Another thing that I’ve found interesting is the way that I’ve reacted to my old Food & Water Watch colleagues’ getting new jobs and leaving the organization.  On more than one occasion, when someone announced a new job, my response was not, “Congratulations on your new job,” but rather, it would come out as, “Congratulations on leaving Food & Water Watch!”  It shows what an awful place that I feel that it is when I congratulate people that way.  When one person left Food & Water Watch after a very long tenure there in order to take a public-sector job in their home state, I couldn’t help but think that they finally got themselves a big-boy job.  Then there was another former colleague, the one who made the mean-spirited Twitter account, who left Food & Water Watch to take a job as an analyst with the federal government.  I thought, hey, he finally got a big-boy job.  Then two years later, he was back at square one, working in nonprofits again.  I couldn’t help but think that he tried the big-boy job thing and couldn’t handle it, so he retreated to his comfort zone, to work for a small nonprofit, similar to what Food & Water Watch was like when he started, before all of the massive mission creep.
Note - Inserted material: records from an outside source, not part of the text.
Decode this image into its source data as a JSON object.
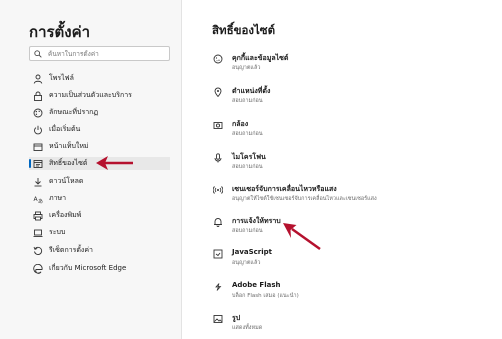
{
  "sidebar": {
    "title": "การตั้งค่า",
    "search_placeholder": "ค้นหาในการตั้งค่า",
    "items": [
      {
        "label": "โพรไฟล์",
        "icon": "person-icon"
      },
      {
        "label": "ความเป็นส่วนตัวและบริการ",
        "icon": "lock-icon"
      },
      {
        "label": "ลักษณะที่ปรากฏ",
        "icon": "palette-icon"
      },
      {
        "label": "เมื่อเริ่มต้น",
        "icon": "power-icon"
      },
      {
        "label": "หน้าแท็บใหม่",
        "icon": "new-tab-icon"
      },
      {
        "label": "สิทธิ์ของไซต์",
        "icon": "site-permissions-icon",
        "selected": true
      },
      {
        "label": "ดาวน์โหลด",
        "icon": "download-icon"
      },
      {
        "label": "ภาษา",
        "icon": "language-icon"
      },
      {
        "label": "เครื่องพิมพ์",
        "icon": "printer-icon"
      },
      {
        "label": "ระบบ",
        "icon": "computer-icon"
      },
      {
        "label": "รีเซ็ตการตั้งค่า",
        "icon": "reset-icon"
      },
      {
        "label": "เกี่ยวกับ Microsoft Edge",
        "icon": "edge-logo-icon"
      }
    ]
  },
  "main": {
    "title": "สิทธิ์ของไซต์",
    "permissions": [
      {
        "name": "คุกกี้และข้อมูลไซต์",
        "status": "อนุญาตแล้ว",
        "icon": "cookie-icon"
      },
      {
        "name": "ตำแหน่งที่ตั้ง",
        "status": "สอบถามก่อน",
        "icon": "location-pin-icon"
      },
      {
        "name": "กล้อง",
        "status": "สอบถามก่อน",
        "icon": "camera-icon"
      },
      {
        "name": "ไมโครโฟน",
        "status": "สอบถามก่อน",
        "icon": "microphone-icon"
      },
      {
        "name": "เซนเซอร์จับการเคลื่อนไหวหรือแสง",
        "status": "อนุญาตให้ไซต์ใช้เซนเซอร์จับการเคลื่อนไหวและเซนเซอร์แสง",
        "icon": "motion-sensor-icon"
      },
      {
        "name": "การแจ้งให้ทราบ",
        "status": "สอบถามก่อน",
        "icon": "bell-icon"
      },
      {
        "name": "JavaScript",
        "status": "อนุญาตแล้ว",
        "icon": "javascript-icon"
      },
      {
        "name": "Adobe Flash",
        "status": "บล็อก Flash เสมอ (แนะนำ)",
        "icon": "puzzle-icon"
      },
      {
        "name": "รูป",
        "status": "แสดงทั้งหมด",
        "icon": "image-icon"
      }
    ]
  },
  "colors": {
    "arrow": "#b5112e",
    "selected_bar": "#0067c0"
  }
}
All in all, I suppose that I’m glad that I had the experience, even if I wouldn’t want to repeat it again in the future.  And I suppose that it did come to its logical conclusion, as my interests had started to shift to other things in my last two years there, and I was less passionate about what they were doing than I once was, just as the organization’s focus was turning more towards environmental issues and away from consumer issues.  And I’m now in a much better place all around, having spent nine years and counting with my current company with no plans to leave, and owning my own house and being in a pretty good financial situation.  And I also look back quite fondly on my fifteen-month “sabbatical” between when I left Food & Water Watch and when I started with my current company, because while my finances might have been a ticking time bomb during that time (i.e. this is not sustainable and will eventually run out, but it will hold you over for a while), I was able to focus on self-improvement and personal projects.  Schumin Web really grew up and became a little bit more of a serious thing during this period, and the photography that I did during that period has a certain charm about it that I like.  And I consider all of that as a win, closing one door and opening others, or at least widening the existing openings.  Meanwhile, Food & Water Watch gets further and further in the past with each passing day, and I consider that to be a good thing, knowing that such a long “learning experience” is now over.